I had much bigger plans for dinner Sunday night but they slowly fell apart, they way they tend to do when life calls the shots. Little Shack called late in the afternoon to ask if he could sleep over at his friend's house and Shack seems to either be on his way to being deathly ill or he is gunning to win the Mancademy Award for best mansick of 2011. Either way, I am on my own for dinner and to be perfectly honest, if I didn't have to post back to back, I would have taken myself out for some nice butter chicken but that was not a viable option.



I had already decided to make hummus with roasted eggplant so that we would have it for lunches for the week so it made sense to just make it my dinner. Not exiting, for sure, but tasty with some pita and tomatoes and the rest of my sheep's milk cheese curds. I bought a hummus with eggplant from a nice Greek lady a few weeks ago and it was mind blowingly good so this is my first attempt to replicate it. I will be honest and admit that this is not mind blowingly good but it is still very tasty and definitely worth making. I will continue to hone this recipe over the summer until I feel like I have it right and will blog about it on The Yum Yum Factor, I am sure. Maybe next time I will roast the eggplant over a charcoal fire on the bbq to get a smokier flavour from it.

Hummuganoush

1 eggplant
3 cloves garlic
3 tbls tahini
3 tbls olive oil (plus just a bit to rub on the eggplant)
juice of 2 lemons
1 1/2 tsp cumin
pinch cayenne
pinch kosher salt
1 can chick peas (drained and rinsed)
zest of one lemon
(i didn't add a handful of parsley but I suggest you do, so a handful of parsley)


Preheat the oven to 425. Rub the eggplant with a bit of olive oil - just enough to make sure its got a light coating of it. Roast the eggplant for 45 minutes. Remove from the oven and let it cool so you can easily handle it. Split it down the middle with a knife and scoop out all of the pulp. Put in a bowl and set aside.

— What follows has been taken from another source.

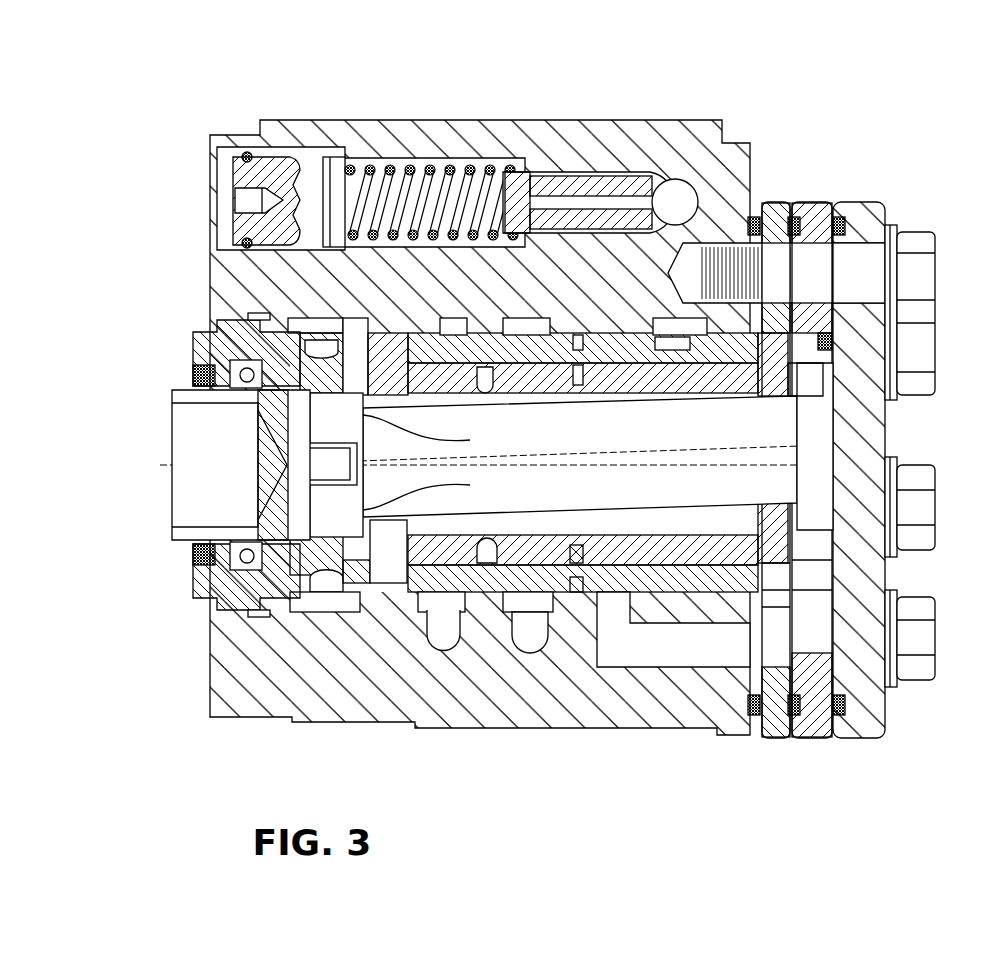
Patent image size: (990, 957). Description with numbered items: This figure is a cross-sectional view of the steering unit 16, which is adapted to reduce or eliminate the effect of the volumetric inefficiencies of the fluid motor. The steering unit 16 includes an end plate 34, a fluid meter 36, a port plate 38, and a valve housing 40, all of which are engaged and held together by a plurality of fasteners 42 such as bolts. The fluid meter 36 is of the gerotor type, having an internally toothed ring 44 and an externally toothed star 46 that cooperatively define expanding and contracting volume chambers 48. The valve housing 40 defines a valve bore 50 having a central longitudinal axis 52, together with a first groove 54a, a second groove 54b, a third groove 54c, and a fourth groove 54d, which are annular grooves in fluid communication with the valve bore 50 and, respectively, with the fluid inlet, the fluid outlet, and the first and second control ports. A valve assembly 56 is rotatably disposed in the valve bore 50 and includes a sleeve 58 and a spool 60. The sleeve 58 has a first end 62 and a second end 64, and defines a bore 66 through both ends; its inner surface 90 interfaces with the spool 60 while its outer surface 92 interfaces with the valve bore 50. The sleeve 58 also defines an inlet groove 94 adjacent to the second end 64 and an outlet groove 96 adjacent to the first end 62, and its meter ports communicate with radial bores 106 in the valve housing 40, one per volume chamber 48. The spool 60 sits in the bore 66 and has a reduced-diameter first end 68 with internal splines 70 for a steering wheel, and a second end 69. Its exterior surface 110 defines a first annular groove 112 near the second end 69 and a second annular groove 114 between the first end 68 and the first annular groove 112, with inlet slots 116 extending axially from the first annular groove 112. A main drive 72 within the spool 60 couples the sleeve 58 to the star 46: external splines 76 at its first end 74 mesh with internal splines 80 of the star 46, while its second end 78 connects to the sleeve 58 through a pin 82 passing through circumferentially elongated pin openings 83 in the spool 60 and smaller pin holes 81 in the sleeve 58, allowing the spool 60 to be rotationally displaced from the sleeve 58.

Put the garlic in the bowl of a food processor and chop it up. Then add the lemon juice, the tahini and the oil and process that until smooth. Next, scrape in the eggplant, add the lemon zest, cumin, salt and the cayenne and give it a whirl. Lastly, add the rinsed, drained chickpeas and let process for about a minute until it's nice and smooth. If it feels too chunky, you can add a bit more oil or water if you don't want to add more oil for any reason.
When it's all smooth, check it for salt and lemon and adjust if needed.
Normally, I would have added a handful of parsley along with the garlic but my parsley had seen better days so I left it out but if I make this again, I will add parsley.